Monday, September 24, 2012

What Would a Starship Actually Look Like?

Science fiction likes to imagine interstellar vehicles as sleek, aerodynamic ships. But there’s no air in space, and voyaging to the stars will require something that looks much different than an oversized jet.

Concept by Project Icarus
September 20, 2012 6:30 AM

Imagine a starship—a vessel capable of ferrying human beings from one solar system to another. Would it have wings and a cockpit? Or would it look like an aircraft carrier hauled out into the void and fitted with flame-belching rockets and glowing ion drives?

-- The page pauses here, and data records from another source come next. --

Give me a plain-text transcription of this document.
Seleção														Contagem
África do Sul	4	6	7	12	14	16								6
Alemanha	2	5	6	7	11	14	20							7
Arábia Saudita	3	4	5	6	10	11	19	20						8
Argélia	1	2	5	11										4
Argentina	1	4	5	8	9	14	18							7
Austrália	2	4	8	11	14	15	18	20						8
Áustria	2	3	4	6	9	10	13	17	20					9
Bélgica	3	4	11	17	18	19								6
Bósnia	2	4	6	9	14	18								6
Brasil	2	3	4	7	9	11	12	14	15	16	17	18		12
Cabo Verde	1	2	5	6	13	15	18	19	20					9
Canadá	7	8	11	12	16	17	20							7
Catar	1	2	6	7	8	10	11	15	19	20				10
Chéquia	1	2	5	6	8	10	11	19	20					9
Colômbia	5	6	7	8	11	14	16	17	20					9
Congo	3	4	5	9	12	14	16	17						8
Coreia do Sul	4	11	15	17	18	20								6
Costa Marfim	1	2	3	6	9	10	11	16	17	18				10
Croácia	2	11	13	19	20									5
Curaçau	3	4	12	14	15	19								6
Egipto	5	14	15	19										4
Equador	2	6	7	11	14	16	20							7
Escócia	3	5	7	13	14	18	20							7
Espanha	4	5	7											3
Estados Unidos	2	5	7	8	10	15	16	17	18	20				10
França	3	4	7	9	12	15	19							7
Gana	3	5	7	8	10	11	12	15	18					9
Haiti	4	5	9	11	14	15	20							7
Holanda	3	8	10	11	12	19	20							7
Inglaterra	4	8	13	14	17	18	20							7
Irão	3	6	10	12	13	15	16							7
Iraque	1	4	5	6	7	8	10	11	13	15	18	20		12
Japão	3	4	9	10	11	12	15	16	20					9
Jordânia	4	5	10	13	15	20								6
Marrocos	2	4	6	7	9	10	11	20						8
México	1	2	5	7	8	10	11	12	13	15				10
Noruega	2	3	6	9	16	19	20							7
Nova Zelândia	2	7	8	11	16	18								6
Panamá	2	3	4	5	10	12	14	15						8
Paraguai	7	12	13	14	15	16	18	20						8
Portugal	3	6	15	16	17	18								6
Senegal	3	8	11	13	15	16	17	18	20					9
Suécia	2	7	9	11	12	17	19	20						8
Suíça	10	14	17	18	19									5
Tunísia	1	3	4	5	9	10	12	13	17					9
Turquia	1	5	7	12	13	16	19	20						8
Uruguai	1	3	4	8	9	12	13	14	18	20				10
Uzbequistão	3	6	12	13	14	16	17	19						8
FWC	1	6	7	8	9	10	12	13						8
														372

Science fiction has offered us all sorts of visions of interstellar spacecraft, from avian-inspired Klingon birds of prey to hulking masses such as the Borg cube. In general, sci-fi leans toward sleek designs with lines borrowed from planes or cars, since those are the kinds of looks we’ve been conditioned to think of as "fast." But if there’s no air in space, why make things aerodynamic? Does it matter what a spacecraft looks like?

Yes, it turns out, and it depends upon what kind of space travel you’re looking to undertake. The reality of starship design is more complex than anything Hollywood has dreamed up and implanted in our collective unconsciousness.

While a manned interstellar mission isn’t exactly on NASA’s upcoming schedule, researchers haven’t abandoned the topic to science fiction. In fact, the 100 Year Starship initiative—which began as a DARPA-funded contest to lay the foundations for a flight across the stars, gathering physicists, entrepreneurs, and anyone seriously interested in long-distance space travel—just finished its annual symposium this past weekend.